Estasiato, Silumin non sapeva cosa dire ma alla fine, con la gola secca dallo stupore, e dal misto di emozioni, riuscì solo a dire: «Accetto, maestro», perché sapeva che questa era la formula rituale per acconsentire a decisioni facoltative «Bene, io ora mi assenterò, quindi al mio ritorno o sarai morto o ti verrà concesso di seguirmi».
Detto questo sciolse l’incantesimo che avvolgeva il vegetale e, se ne andò cavalcando il candido Iod che poco prima aveva accompagnato Silumin in uno dei giorni più importanti della sua vita.

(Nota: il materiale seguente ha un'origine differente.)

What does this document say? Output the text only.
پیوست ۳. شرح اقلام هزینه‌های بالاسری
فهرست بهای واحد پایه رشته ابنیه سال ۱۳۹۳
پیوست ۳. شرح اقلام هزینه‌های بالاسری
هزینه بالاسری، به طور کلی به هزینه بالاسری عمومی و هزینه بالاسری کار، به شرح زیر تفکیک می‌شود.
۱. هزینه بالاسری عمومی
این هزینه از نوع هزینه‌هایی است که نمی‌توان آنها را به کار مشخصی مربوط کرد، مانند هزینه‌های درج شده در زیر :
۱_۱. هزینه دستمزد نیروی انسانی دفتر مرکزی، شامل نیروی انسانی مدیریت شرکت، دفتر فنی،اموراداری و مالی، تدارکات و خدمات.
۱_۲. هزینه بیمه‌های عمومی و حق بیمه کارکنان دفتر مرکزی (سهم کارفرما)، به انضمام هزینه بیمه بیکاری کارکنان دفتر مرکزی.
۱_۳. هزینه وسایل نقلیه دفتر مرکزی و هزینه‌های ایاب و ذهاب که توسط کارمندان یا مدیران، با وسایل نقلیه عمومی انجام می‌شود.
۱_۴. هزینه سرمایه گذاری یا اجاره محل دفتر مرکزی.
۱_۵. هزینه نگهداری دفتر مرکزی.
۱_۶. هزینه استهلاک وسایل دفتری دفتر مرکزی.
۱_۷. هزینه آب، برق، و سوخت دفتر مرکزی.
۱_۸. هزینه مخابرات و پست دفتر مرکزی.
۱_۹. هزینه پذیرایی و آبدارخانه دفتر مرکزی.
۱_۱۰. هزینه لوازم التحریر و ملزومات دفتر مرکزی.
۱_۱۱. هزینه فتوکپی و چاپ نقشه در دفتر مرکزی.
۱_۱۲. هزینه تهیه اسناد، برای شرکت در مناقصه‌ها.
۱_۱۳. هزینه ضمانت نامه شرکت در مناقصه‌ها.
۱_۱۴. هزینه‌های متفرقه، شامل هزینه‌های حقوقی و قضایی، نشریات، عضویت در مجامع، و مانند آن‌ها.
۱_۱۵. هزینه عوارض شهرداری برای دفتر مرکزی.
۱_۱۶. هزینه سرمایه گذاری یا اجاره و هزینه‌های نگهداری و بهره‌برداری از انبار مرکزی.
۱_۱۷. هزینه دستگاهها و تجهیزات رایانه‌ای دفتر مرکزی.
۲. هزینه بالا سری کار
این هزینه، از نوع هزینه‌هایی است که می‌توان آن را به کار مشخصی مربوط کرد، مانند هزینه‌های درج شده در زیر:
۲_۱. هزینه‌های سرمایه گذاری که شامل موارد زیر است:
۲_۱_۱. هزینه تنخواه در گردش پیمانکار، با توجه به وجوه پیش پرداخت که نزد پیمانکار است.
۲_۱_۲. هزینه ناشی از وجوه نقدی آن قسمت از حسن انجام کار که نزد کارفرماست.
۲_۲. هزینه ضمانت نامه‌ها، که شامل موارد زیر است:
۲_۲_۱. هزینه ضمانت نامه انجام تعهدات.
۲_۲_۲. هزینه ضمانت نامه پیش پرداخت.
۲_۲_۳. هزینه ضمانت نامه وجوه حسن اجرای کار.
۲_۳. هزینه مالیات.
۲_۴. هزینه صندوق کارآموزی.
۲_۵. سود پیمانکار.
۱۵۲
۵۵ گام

Il maestro, naturalmente, non si allontanò dal luogo dove il suo sottoposto stava per compiere una delle sue più pericolose prove, ma si era reso invisibile. La prova consisteva nel constatare la volontà, una prova importantissima sia per un mago che per un guerriero. In quel modo si sarebbe visto se il giovane aveva le effettive capacità di compiere l’ addestramento da mago guerriero. Con Silumin lui aveva passato poco più di un anno insegnandogli tutto il necessario sulla base della magia, alchimia, geografia e storia. “Persino nelle corti, spesso, figli di nobili, giunti a due anni di apprendistato, non posseggono ancora le capacità necessarie per apprendere la magia”, con questo suo pensiero non voleva sminuire la classe nobiliare quanto elevare quella agricola. Sapeva per certo che Silumin era dotato, era una vera e propria fortuna essere diventato suo tutore, perché per un mago guerriero la cosa più importante dopo la morte del maestro, e il completamento degli studi era di trovare un allievo dotato.

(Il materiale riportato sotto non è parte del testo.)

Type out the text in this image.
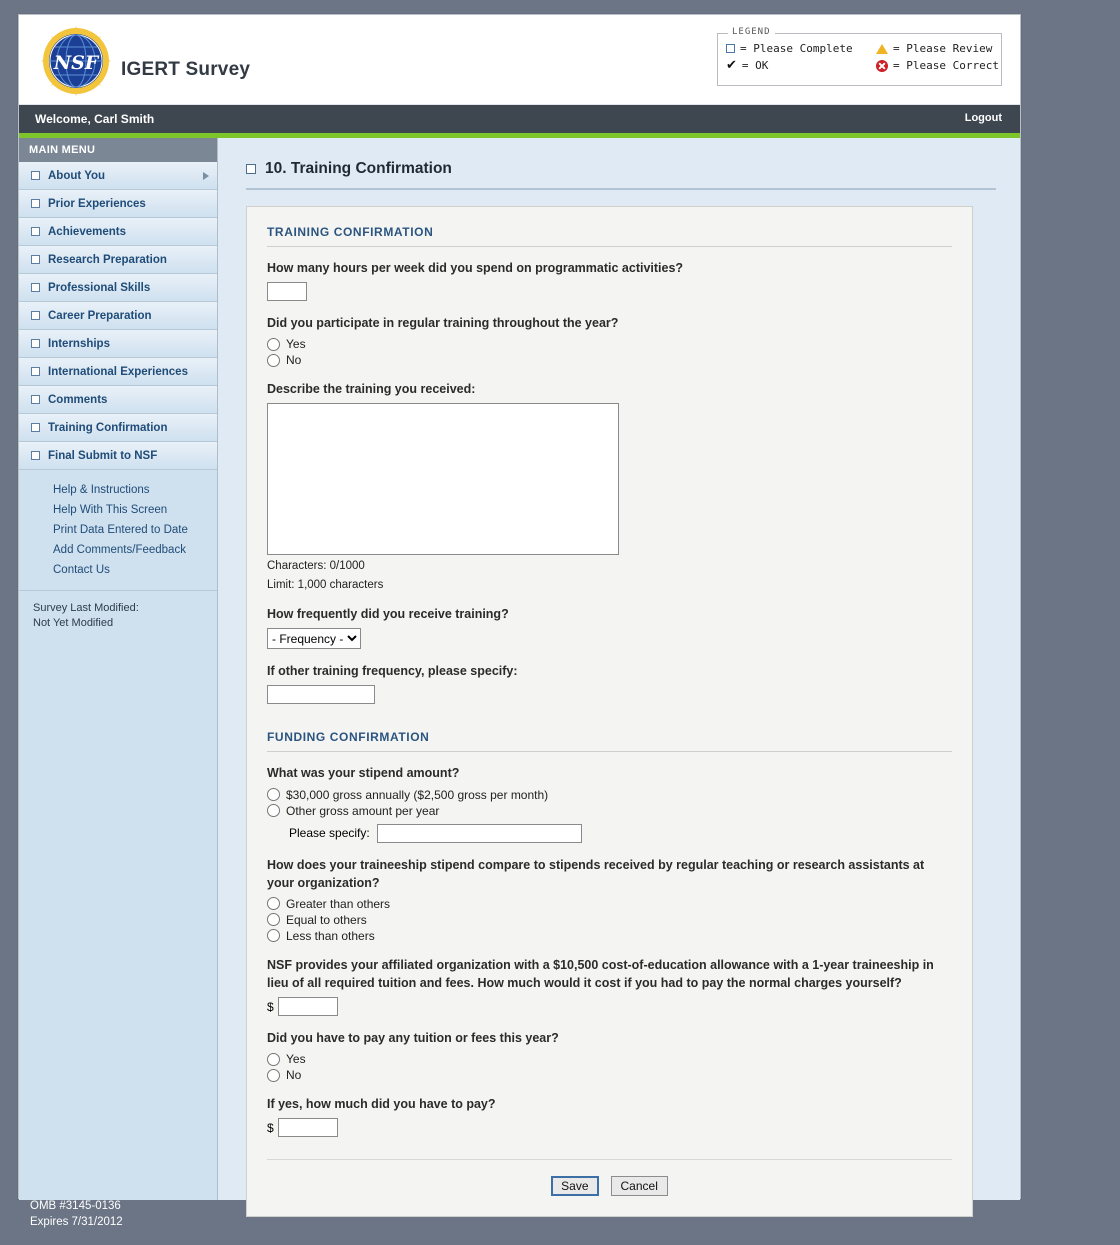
NSF IGERT Survey
LEGEND
= Please Complete	= Please Review
✔ = OK	= Please Correct
Welcome, Carl Smith	Logout
MAIN MENU
About You
Prior Experiences
Achievements
Research Preparation
Professional Skills
Career Preparation
Internships
International Experiences
Comments
Training Confirmation
Final Submit to NSF
Help & Instructions
Help With This Screen
Print Data Entered to Date
Add Comments/Feedback
Contact Us
Survey Last Modified:
Not Yet Modified
10. Training Confirmation
TRAINING CONFIRMATION
How many hours per week did you spend on programmatic activities?
Did you participate in regular training throughout the year?
Yes
No
Describe the training you received:
Characters: 0/1000
Limit: 1,000 characters
How frequently did you receive training?
- Frequency -
If other training frequency, please specify:
FUNDING CONFIRMATION
What was your stipend amount?
$30,000 gross annually ($2,500 gross per month)
Other gross amount per year
Please specify:
How does your traineeship stipend compare to stipends received by regular teaching or research assistants at your organization?
Greater than others
Equal to others
Less than others
NSF provides your affiliated organization with a $10,500 cost-of-education allowance with a 1-year traineeship in lieu of all required tuition and fees. How much would it cost if you had to pay the normal charges yourself?
$
Did you have to pay any tuition or fees this year?
Yes
No
If yes, how much did you have to pay?
$
Save	Cancel
OMB #3145-0136
Expires 7/31/2012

Il maestro guardo per la prima volta dolcemente il suo allievo battersi contro se stesso.
Spore violacee volteggiavano mortali nell’aria.
Contemplò quel simbionte, ma subito la testa iniziò a sfarfallare, allora decise di chiudere gli occhi in meditazione. Passò poco e strani pensieri gli affiorarono la mente: lui che mangiava il fungo e diventava potentissimo, un mago, con poteri illimitati, molteplici capacità, di fronte a cui il mondo intero si sarebbe inchinato. Il desiderio era malevolo ma colmo di un senso di potere e spinto da questo tremendo desiderio si alzò dal masso, ma poi ritornato per un attimo in se, saltò all’indietro, come se fosse stato una scatto involontario del corpo e ricadde seduto sul masso che sembrava non avere consistenza. “ “Devo stare calmo e rilassato… Mi concentrerò sulle forme di vita intorno a me escluso questo maledettissimo fungo!” Sfiorò con la sua percezione quello che doveva essere un topolino spaventato da un gatto selvatico poco più in la del roditore, una quercia, due tre un gruppo di funghi, ma dopo la sua mente trovò il suo odiato fungo.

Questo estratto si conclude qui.